Why not? Do you conceive of any reason apart from CPAN-like archives
that would help in proliferation of mirror sites and third-party sites?
I ask because I personally went through significant hurdles to setup a
daily PyPI mirror-like area. I just don't see how someone merely
interested in writing a third-party service, or setup a mirror of PyPI
would be *most likely inclined* to face similar hurdles before giving
up. Because I went through these hurdles, I was able to appreciate
CPAN's design while reading about it [cpan.org/misc/ZCAN.html].
>> Nope, it matters not whether the metadata can be retrived via a simple HTTP
>> GET or XmlRpc.
>
> OK. Then you have two proposals: 1. Require uploading, which is a bad
> idea and 2. Making it easier to mirror the metadata, which seems
> reasonable, assuming it's currently hard. :)
Here's one idea (example only):
$ tar zxf foo-0.1.tar.gz
$ cp foo-0.1/PKG-INFO foo-0.1.tar.gz.PKG-INFO
>> Metadata is definitely needed. Otherwise, I'd have to extract the tarball of
>> each and every release of a pacticular package, in order to even find their
>> version number (it is unreliable to parse the filename to get version
>> number).
>
> Yes, but it's not particularly unreliable to compare the filename to
> see if it had been handled before. You don't even need to parse the
> version number for most services that work on the tarballs.

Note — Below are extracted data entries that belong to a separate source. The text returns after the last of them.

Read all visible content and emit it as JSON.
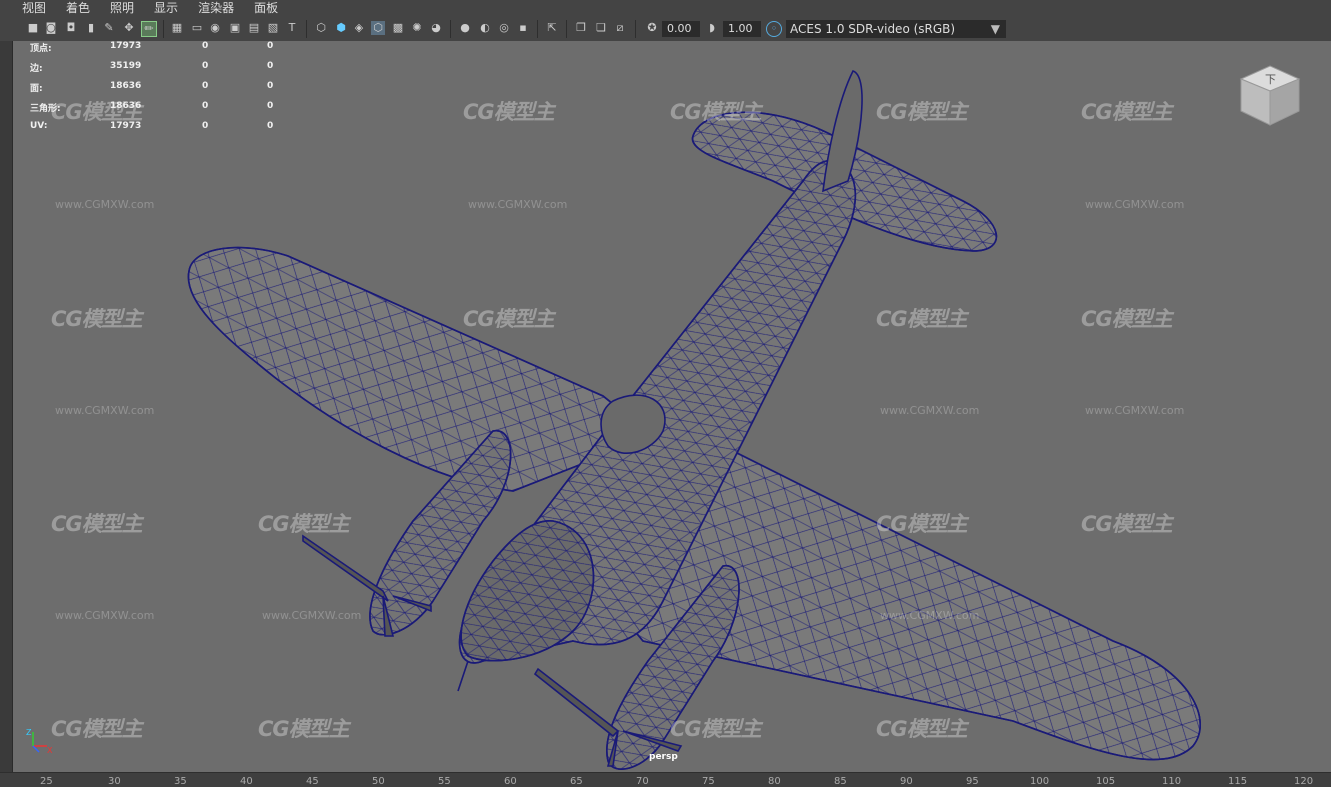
{
  "menu": [
    "视图",
    "着色",
    "照明",
    "显示",
    "渲染器",
    "面板"
  ],
  "toolbar": {
    "exposure_value": "0.00",
    "gamma_value": "1.00",
    "color_transform": "ACES 1.0 SDR-video (sRGB)",
    "icons": [
      "camera-icon",
      "camera-attrs-icon",
      "bookmark-icon",
      "image-plane-icon",
      "grid-icon",
      "film-gate-icon",
      "resolution-gate-icon",
      "gate-mask-icon",
      "field-chart-icon",
      "safe-action-icon",
      "safe-title-icon",
      "wireframe-icon",
      "smooth-shade-icon",
      "default-material-icon",
      "wireframe-on-shaded-icon",
      "xray-icon",
      "use-lights-icon",
      "shadows-icon",
      "ambient-occlusion-icon",
      "motion-blur-icon",
      "anti-aliasing-icon",
      "depth-of-field-icon",
      "isolate-select-icon",
      "xray-joints-icon",
      "xray-active-icon",
      "backface-culling-icon",
      "exposure-icon",
      "gamma-icon",
      "color-management-icon"
    ]
  },
  "hud": {
    "rows": [
      {
        "label": "顶点:",
        "total": "17973",
        "a": "0",
        "b": "0"
      },
      {
        "label": "边:",
        "total": "35199",
        "a": "0",
        "b": "0"
      },
      {
        "label": "面:",
        "total": "18636",
        "a": "0",
        "b": "0"
      },
      {
        "label": "三角形:",
        "total": "18636",
        "a": "0",
        "b": "0"
      },
      {
        "label": "UV:",
        "total": "17973",
        "a": "0",
        "b": "0"
      }
    ]
  },
  "viewport": {
    "camera_label": "persp",
    "viewcube_face": "下",
    "background_color": "#6d6d6d",
    "wireframe_color": "#1a1a78"
  },
  "watermark": {
    "logo": "CG模型主",
    "url": "www.CGMXW.com"
  },
  "ruler": {
    "ticks": [
      "25",
      "30",
      "35",
      "40",
      "45",
      "50",
      "55",
      "60",
      "65",
      "70",
      "75",
      "80",
      "85",
      "90",
      "95",
      "100",
      "105",
      "110",
      "115",
      "120"
    ]
  },
  "axis": {
    "x": "X",
    "y": "Y",
    "z": "Z"
  }
}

It is indeed unreliable to rely on filenames to get package versions
(unless that sdist is generated by the `setup.py sdist` command). As
I've mentioned elsewhere, some packages have weird filenames (eg:
"latest.zip", "foo.py"); some others have '.dev' suffix in the filenames
while setup.py:version (hence PKG-INFO) will not have the '.dev' prefix.
And several other issues that I cannot recall right now.
I am not speculating as I've actually experimented with the PyPI index,
mirroring it .. handling the metadata in packages, and building it.
>> As for the sdists, the following tools would need it: testing service,
>> quality ratings, thirdparty package managers (enstaller, PyPM) .. and not to
>> mention the various mirror sites.
>
> Yes, but since thay have the source package, and will have to unpack
> it and build the packages anyway, they also have the metadata.
It is not that simple. PyPM backend, for instance, is not monolithic as
in doing only a sequential build of packages. It first loads the
dependency graph (for which metadata - PKG-INFO/requires.txt - is
required) from our internal mirror over the network. It is expensive to
go extract each and every tarball .. from each build machine. After
loading the dependency graph, and then comparing it with existing
repository .. every day, new builds happen.
Certain packages even lack metadata (eg: no PKG-INFO in Twisted's sdist)
in their source distributions .. which is another issue altogether.
Further, I can imagine search.cpan.org (which is not hosted by cpan.org
folks) using only the metadata without touching the source distributions.